W sobotę w Watykanie Franciszek oddał cześć największemu poecie w historii Italii, jakby inaugurując symbolicznie Rok Dantego.
We wrześniu 2021 roku przypada bowiem 700. rocznica śmierci autora „Boskiej Komedii”. Z tej okazji już teraz przewidziano rozpoczęcie na Półwyspie Apenińskim cyklu imprez kulturalnych, których kumulacja nastąpi w przyszłym roku (choć wiadomo, że koronawirus przesunie w czasie, ograniczy lub uniemożliwi niektóre przedsięwzięcia). Franciszek zapowiedział, że w 2021 roku poświęci specjalną medytację Dantemu. Zachęcił też wiernych do wczytywania się na nowo w twórczość geniusza włoskiej poezji.
Tak się składa, że w Polsce dysponujemy dwoma przekładami „Boskiej Komedii”: Edwarda Porębowicza z 1909 i Agnieszki Kuciak z 2006 roku. Do współczesnego czytelnika bardziej przemawiać będzie zapewne tłumaczenie z XXI wieku niż obciążony młodopolską manierą przekład sprzed stulecia. Warto jednak czytać oba tłumaczenia równolegle, porównując translatorski kunszt i odmienny dobór słów, rzutujący na wydźwięk poszczególnych fraz.
Dante o papieżach
Weźmy na przykład początek Pieśni XIX z części pierwszej, gdzie Dante Alighieri opisuje m.in. papieży przebywających w trzecim kręgu Piekła. U Porębowicza ten fragment brzmi następująco:
„Szymonie Magu, nędzni świętokupcy,
Co rzeczy boskie, które winny z cnotą
Żenić się, jako chciwcy i porubcy
Gwałcicie podle za srebro i złoto!
Teraz wam w ten dół trzeci potępionem,
Pieśń ma zahuczy wieczystą sromotą”.
A tak brzmi on w tłumaczeniu Agnieszki Kuciak:
Szymona Maga małpy nieszczęśliwe,
co dobro Boże, tę oblubienicę
godną prawego, małpy złe i chciwe,
robicie k…ą, zemstą dziś się sycę,
której triumfalna trąba będzie grzmiała
na całą piekła waszą okolicę”.
Edward Porębowicz na określenie znajdujących się w Piekle hierarchów kościelnych używa słów „nędzni świętokupcy” oraz „chciwcy i porubcy”, ponieważ za srebro i złoto gwałcą podle „rzeczy boskie”, które powinny być ożenione z cnotą. Ich patronem jest Szymon Mag, czarownik znany z Dziejów Apostolskich, który chciał od św. Piotra i św. Jana kupić moc Bożą za pieniądze (stąd termin „symonia”).

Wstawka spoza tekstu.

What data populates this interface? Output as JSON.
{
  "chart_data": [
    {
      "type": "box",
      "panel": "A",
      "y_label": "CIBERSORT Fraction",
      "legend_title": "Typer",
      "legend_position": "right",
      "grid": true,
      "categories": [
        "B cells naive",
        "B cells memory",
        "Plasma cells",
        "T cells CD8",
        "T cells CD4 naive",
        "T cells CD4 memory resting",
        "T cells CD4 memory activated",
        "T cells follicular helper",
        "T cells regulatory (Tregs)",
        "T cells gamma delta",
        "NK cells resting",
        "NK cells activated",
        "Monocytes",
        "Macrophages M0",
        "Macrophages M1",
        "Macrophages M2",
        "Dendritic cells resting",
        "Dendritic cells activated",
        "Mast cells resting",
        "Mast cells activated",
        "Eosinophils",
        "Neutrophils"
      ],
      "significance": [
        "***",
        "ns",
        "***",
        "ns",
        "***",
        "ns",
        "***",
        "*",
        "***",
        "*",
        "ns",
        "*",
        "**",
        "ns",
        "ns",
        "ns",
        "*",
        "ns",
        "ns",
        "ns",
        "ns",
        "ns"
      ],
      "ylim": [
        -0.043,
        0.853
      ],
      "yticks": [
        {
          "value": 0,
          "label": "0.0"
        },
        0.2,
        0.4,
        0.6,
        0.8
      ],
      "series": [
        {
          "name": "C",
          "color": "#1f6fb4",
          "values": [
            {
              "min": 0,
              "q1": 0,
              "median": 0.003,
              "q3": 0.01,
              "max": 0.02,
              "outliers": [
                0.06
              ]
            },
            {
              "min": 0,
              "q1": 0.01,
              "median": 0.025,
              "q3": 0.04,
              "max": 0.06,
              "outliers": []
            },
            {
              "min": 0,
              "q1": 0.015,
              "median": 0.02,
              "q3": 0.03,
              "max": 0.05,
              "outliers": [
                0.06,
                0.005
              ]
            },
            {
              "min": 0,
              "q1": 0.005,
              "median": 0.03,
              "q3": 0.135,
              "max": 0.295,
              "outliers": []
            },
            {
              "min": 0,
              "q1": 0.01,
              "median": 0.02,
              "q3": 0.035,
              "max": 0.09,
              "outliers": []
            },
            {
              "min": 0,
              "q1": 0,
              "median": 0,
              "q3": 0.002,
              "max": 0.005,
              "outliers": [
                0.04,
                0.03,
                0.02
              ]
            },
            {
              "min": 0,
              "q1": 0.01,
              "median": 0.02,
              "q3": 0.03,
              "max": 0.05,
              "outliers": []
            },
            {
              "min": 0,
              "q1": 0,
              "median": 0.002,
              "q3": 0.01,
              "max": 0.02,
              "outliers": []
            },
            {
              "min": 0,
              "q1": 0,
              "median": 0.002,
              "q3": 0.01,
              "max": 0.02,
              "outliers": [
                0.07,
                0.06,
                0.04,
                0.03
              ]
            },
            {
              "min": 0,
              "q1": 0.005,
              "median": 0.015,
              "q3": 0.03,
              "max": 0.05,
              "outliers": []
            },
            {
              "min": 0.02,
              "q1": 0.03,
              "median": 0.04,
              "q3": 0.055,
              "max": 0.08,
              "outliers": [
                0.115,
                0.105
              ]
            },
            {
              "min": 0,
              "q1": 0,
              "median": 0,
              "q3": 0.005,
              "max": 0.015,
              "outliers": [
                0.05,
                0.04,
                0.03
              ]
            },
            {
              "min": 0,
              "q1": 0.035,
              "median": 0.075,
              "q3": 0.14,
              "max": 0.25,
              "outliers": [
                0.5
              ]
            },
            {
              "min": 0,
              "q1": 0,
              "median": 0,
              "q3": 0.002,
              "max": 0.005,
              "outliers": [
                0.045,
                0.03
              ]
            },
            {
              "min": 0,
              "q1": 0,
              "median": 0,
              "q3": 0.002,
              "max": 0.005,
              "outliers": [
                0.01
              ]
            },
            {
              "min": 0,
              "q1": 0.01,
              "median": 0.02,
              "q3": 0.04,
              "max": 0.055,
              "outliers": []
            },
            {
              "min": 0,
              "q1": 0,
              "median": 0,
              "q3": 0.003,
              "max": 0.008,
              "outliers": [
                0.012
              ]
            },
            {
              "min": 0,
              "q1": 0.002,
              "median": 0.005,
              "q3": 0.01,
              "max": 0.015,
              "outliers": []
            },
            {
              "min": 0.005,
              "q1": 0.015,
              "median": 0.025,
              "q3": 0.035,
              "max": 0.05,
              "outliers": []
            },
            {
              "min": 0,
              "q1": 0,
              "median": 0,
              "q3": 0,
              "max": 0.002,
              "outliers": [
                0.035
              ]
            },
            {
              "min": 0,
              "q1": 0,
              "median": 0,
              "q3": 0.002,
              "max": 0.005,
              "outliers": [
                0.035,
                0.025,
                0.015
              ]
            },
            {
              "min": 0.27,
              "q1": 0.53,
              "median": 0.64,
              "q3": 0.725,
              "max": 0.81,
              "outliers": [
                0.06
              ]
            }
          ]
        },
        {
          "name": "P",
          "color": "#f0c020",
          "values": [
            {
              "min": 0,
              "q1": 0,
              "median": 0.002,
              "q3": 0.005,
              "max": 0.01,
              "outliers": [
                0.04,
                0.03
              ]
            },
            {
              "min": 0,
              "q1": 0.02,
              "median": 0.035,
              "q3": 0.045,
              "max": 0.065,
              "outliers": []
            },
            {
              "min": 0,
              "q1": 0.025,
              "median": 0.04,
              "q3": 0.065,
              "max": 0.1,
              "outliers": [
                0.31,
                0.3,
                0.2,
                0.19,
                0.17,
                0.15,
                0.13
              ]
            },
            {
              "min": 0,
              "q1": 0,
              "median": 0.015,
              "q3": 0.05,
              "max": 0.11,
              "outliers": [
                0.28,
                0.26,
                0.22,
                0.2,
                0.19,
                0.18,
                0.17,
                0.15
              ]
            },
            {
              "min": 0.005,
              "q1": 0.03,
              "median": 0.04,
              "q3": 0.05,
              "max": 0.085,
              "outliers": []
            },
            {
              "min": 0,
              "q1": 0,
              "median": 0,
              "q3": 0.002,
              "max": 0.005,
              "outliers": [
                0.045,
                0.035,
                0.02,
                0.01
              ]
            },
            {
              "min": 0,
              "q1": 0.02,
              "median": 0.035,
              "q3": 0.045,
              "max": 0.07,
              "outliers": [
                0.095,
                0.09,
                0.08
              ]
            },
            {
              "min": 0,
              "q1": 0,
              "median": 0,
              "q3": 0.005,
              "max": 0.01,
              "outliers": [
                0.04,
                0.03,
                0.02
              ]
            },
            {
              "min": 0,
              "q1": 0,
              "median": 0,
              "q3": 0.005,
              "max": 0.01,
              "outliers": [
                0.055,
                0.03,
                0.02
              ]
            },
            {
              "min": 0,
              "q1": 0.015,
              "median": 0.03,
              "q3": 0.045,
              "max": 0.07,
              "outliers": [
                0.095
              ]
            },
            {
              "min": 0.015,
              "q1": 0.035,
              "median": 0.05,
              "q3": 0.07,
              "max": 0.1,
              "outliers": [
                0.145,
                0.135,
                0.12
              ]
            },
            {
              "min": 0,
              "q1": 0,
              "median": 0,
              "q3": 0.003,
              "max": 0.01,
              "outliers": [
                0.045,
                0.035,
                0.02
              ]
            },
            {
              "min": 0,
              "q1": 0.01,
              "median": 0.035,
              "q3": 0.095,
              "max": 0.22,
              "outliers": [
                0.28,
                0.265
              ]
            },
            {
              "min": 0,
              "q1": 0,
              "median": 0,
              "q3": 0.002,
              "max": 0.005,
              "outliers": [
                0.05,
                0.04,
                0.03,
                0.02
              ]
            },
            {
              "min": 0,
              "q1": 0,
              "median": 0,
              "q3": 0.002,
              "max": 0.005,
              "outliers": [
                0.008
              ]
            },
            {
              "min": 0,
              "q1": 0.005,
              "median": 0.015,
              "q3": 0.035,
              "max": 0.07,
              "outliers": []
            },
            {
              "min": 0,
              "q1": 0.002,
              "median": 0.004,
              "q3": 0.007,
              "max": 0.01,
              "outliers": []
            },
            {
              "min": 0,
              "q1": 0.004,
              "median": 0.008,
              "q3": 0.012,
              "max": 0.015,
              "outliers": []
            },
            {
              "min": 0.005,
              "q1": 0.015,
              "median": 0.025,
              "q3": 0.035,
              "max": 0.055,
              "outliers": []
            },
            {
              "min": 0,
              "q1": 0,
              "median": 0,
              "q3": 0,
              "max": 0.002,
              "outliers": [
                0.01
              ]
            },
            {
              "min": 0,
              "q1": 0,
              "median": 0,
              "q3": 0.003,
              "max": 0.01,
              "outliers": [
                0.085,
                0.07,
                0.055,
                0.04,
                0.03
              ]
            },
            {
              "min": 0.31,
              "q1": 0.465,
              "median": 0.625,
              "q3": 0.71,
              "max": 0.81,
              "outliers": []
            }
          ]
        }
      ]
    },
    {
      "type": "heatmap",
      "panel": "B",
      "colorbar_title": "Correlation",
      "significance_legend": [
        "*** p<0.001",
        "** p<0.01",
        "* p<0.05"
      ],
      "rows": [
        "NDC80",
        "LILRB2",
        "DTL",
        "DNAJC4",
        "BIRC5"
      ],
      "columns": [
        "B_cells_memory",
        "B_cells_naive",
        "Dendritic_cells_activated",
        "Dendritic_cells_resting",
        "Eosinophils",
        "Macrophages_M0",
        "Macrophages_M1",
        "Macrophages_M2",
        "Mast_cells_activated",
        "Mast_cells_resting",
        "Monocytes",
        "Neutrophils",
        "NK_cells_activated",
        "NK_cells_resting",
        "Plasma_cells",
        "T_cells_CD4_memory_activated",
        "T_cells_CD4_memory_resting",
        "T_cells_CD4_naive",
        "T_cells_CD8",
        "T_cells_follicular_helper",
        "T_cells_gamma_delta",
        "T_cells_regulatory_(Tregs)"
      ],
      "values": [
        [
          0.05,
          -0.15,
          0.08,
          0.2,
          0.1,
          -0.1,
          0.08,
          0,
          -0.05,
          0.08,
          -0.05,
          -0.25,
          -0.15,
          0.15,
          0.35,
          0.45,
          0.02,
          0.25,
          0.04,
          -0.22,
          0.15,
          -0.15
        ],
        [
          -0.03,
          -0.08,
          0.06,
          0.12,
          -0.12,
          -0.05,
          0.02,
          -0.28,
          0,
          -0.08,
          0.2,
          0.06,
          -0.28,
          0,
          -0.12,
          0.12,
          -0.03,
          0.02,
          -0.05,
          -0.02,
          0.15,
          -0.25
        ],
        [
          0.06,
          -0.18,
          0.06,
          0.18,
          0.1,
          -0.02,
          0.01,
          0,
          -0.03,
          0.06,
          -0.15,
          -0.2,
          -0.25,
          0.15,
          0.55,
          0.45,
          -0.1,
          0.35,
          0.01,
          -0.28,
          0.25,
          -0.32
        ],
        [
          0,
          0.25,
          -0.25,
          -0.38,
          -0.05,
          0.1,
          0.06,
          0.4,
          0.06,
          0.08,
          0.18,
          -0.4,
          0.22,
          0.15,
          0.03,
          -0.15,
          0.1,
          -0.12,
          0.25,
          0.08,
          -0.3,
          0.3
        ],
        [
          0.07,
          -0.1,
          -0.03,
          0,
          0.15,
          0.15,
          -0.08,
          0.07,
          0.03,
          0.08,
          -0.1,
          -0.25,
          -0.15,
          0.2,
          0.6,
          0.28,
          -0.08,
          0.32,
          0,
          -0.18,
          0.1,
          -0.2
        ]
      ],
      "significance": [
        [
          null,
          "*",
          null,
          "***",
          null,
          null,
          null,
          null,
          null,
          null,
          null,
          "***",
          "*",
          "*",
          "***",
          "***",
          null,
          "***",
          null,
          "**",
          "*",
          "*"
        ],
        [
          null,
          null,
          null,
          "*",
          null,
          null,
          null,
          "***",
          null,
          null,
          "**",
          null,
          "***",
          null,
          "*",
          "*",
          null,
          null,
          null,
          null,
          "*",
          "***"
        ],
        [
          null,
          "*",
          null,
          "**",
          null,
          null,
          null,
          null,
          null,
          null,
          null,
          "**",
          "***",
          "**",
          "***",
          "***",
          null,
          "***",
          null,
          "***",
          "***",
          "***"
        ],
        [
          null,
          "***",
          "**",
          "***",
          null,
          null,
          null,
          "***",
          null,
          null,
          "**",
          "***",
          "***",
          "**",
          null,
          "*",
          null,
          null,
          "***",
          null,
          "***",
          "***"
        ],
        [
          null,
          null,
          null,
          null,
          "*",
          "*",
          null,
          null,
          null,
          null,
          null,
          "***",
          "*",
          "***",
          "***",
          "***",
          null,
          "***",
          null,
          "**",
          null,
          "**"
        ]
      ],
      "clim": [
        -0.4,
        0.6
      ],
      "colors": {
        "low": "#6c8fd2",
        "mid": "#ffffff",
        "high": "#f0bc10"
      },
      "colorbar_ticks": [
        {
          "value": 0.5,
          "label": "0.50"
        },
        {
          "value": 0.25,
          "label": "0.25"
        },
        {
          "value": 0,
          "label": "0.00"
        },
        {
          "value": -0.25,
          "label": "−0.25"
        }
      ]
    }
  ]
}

Agnieszka Kuciak z kolei na określenie owych dostojników dwa razy używa słowa „małpy”. Są to figury diabelskie, ponieważ szatan – według Ojców Kościoła – przypomina małpę, czyli nieudolnego i prześmiewczego naśladowcę Boga. Wspomniani hierarchowie swą „oblubienicę” (czyli Kościół) robią „k***ą” (czyli sprzedają za pieniądze i pozwalają gwałcić).
Prawdę mówiąc, trudno dziś wyobrazić sobie, aby którykolwiek z krytyków kościelnej hierarchii używał publicznie tak dosadnego języka. A przecież pochodzi ono z poematu uznawanego za jedno z największych arcydzieł światowej literatury, tak chwalonego dziś zresztą przez samego Franciszka.